The Winery Dogs – The Winery Dogs

(Andrea Romeo)

L’esperienza del trio, più propriamente del power trio, anche se si trattava di una situazione un po’ particolare, Billy Sheehan l’aveva già provata quando, nel 1996, era stato coinvolto nel progetto Niacin dal tastierista ed hammondista John Novello e dal batterista Dennis Chambers; Mike Portnoy e Ritchie Kotzen, viceversa, provenivano da situazioni musicali ben più articolate: il primo, da esperienze con Dream Theater, Transatlantic e Flying Colors, con la parentesi solo strumentale dei Liquid Tension Experiment, il secondo da Poison, Mr. Big, e da una lunga e decisamente prolifica carriera solista.

Per tutti e tre si trattava, comunque, di rimettersi in gioco, ma in un contesto scarno, asciugato da quelle iperproduzioni alle quali erano ormai abituati: una sorta di ritorno alle origini, dunque, non solo per quanto riguarda la scrittura ed i suoni, ma soprattutto per quello che concerne l’attitudine, l’approccio alla forma canzone.

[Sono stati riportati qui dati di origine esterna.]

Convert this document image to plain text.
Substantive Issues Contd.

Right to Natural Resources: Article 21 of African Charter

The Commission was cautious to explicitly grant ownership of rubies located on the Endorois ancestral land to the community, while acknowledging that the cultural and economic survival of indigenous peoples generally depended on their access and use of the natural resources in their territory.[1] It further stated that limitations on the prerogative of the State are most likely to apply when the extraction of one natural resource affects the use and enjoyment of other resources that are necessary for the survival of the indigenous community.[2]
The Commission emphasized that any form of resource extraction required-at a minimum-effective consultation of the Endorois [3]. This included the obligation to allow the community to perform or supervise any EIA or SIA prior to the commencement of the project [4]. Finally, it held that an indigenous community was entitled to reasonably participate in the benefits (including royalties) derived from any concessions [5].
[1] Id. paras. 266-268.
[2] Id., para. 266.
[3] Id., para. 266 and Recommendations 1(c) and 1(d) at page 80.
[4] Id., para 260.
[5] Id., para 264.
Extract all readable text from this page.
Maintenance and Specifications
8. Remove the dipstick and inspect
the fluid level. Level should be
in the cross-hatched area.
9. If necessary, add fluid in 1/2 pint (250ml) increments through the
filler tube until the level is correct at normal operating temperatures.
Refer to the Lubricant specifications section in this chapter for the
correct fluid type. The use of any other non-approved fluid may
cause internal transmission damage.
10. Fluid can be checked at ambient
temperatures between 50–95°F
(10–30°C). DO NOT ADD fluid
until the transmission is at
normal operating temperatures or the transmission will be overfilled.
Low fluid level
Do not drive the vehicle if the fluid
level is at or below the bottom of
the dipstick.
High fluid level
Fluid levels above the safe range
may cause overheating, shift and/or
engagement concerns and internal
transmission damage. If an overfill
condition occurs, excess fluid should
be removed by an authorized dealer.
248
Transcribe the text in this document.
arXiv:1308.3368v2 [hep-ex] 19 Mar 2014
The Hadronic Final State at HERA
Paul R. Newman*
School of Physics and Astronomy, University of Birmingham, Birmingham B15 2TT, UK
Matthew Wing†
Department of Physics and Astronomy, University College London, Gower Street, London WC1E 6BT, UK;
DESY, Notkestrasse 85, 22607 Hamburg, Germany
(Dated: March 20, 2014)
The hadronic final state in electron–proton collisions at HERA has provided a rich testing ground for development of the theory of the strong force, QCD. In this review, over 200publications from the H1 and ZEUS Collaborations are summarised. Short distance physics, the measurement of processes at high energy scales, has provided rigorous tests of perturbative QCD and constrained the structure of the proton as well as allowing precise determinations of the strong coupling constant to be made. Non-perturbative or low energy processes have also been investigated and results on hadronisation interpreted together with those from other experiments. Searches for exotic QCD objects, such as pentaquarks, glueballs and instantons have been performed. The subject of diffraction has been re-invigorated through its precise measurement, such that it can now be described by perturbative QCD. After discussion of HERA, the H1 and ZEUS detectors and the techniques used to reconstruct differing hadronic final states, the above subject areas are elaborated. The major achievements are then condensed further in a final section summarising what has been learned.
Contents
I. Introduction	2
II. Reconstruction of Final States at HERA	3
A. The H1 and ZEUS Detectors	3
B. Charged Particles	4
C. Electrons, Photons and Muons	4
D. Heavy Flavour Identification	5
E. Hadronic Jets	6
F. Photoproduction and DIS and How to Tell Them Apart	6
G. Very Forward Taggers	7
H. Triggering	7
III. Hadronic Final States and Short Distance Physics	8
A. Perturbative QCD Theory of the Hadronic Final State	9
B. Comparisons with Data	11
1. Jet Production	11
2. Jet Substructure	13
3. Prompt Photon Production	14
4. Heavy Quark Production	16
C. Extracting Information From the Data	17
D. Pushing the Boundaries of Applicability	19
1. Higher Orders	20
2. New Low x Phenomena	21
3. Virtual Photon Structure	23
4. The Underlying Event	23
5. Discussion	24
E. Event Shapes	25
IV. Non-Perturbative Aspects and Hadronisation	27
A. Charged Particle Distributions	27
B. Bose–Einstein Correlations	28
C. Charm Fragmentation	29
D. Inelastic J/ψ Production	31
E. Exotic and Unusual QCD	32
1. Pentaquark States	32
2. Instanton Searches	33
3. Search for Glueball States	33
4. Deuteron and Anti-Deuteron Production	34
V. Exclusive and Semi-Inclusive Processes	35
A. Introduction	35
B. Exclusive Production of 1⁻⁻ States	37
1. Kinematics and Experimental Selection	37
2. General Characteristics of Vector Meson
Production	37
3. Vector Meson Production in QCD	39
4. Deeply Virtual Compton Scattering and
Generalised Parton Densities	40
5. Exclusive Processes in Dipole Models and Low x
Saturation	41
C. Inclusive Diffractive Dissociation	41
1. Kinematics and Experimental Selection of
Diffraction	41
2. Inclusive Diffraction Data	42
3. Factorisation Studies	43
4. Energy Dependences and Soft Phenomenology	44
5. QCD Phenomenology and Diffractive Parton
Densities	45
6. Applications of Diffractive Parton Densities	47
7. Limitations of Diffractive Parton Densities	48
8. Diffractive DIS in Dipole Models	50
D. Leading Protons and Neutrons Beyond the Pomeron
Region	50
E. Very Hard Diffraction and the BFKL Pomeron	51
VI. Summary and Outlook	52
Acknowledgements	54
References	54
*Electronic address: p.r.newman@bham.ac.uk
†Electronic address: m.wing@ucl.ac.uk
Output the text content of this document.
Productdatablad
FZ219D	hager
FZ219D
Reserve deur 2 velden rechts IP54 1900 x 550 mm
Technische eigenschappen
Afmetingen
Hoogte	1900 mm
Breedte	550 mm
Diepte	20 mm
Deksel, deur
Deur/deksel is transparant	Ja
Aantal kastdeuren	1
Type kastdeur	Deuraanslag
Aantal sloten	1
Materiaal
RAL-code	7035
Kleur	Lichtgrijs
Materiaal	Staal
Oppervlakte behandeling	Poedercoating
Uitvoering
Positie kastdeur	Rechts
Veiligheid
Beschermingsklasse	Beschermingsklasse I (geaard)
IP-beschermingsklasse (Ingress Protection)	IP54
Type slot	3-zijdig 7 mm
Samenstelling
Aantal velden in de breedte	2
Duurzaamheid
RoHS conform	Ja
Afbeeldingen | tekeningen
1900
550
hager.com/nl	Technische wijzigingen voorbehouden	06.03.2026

Nessuno ha nulla da dimostrare, in senso assoluto, ma tutti hanno qualcosa da dimostrare in un contesto così essenziale: The Winery Dogs nascono perché tre musicisti, estremamente creativi, hanno deciso di tornare a quel rock, diciamo così, “classico”, che ascoltavano da ragazzi, quel rock diretto, senza fronzoli, in cui anche il virtuosismo viene centellinato perché non diventi mai troppo pervasivo.

L’album di debutto, scritto dai tre in uno studio di Los Angeles, ha visto la luce nel 2013 e, sin dalla prima traccia, è stato chiaro il percorso che si andava ad iniziare: il basso di Sheehan lo si riconosce subito, per il suo timbro particolare, quasi “cavernoso”, e per la rapidità dell’esecuzione, la batteria di Portnoy è anch’essa perfettamente identificabile grazie anche a quei fill, rapidi e brevissimi, che il batterista di Long Island ama piazzare frequentemente.

Kotzen ha una voce calda, blues, ricca di bassi e di una profondità quasi soul, ed è anche, ma era cosa nota, un eccellente chitarrista, probabilmente sottovalutato ma che, in questo contesto, può abbandonare lo shredding a cui aveva abituato il pubblico ed esprimersi in maniera più completa ed autorevole.

Elevate, che parte subito con il turbo innestato ed è un susseguirsi di stop e ripartenze, Desire, un classico hard rock in cui Kotzen sale sensibilmente di tono, seguita da I’m No Angel, i tre singoli divenuti anche video clips, danno un’idea chiara di quanto il trio abbia voluto realizzare: un rock, come detto, molto diretto, immediato, a suo modo “cantabile” ed orecchiabile, anche perché i brani sono brevi, a loro modo semplici e privi di eccessive sovrastrutture.

Quello che traspare, in modo evidente, da queste tredici tracce è la passione, dei tre, per la musica, per questa musica: il rischio, paventato un po’ da tutti, era che venisse fuori un album in cui, tre musicisti ipertecnici, facessero a gara per vedere chi era più bravo, più veloce, più complesso nell’articolare le proprie parti, ed invece è successo esattamente il contrario.

La copertina dell’album, tutto sommato, sintetizza in modo realistico quanto vi è contenuto: rock “stradaiolo”, suonato con trasporto, supportato da una tecnica, manco a dirlo, eccellente, e che permette ai tre di accelerare, o rallentare, a piacimento, lasciandosi andare con un entusiasmo quasi adolescenziale: si potrebbe quasi dire che, finalmente, usciti da quella sorta di gabbie dorate che erano rappresentate dalle loro esperienze precedenti, si siano dedicati a suonare, finalmente, in maniera rilassata, senza dover inventare, per forza, qualche “numero” ad effetto per catturare l’audience.

Rock, come detto, ma anche tracce di blues, qualche lampo di grunge e di alternative rock, e questo perché difficilmente, le tracce della tua storia, possono scomparire del tutto, e questo Ritchie Kotzen lo sa benissimo; la cosa invece interessante è il fatto che, i suoi due “compari”, lo accompagnino perfettamente lungo questo percorso, facendo si che il proprio stile si connetta con generi per loro meno consueti.

Se per i fans di Portnoy, ed in parte di Sheehan, potrà sembrare strano esibirsi in questo contesto, quelli di Kotzen saranno certamente soddisfatti, perché il loro beniamino ha trovato i partner ideali per esaltarne le doti, vocali e chitarristiche.

Non un album che cambierà la storia del rock, sia chiaro, ma un album che sarà davvero difficile riporre nello scaffale senza riprenderlo, ogni tanto, per farlo girare nel lettore.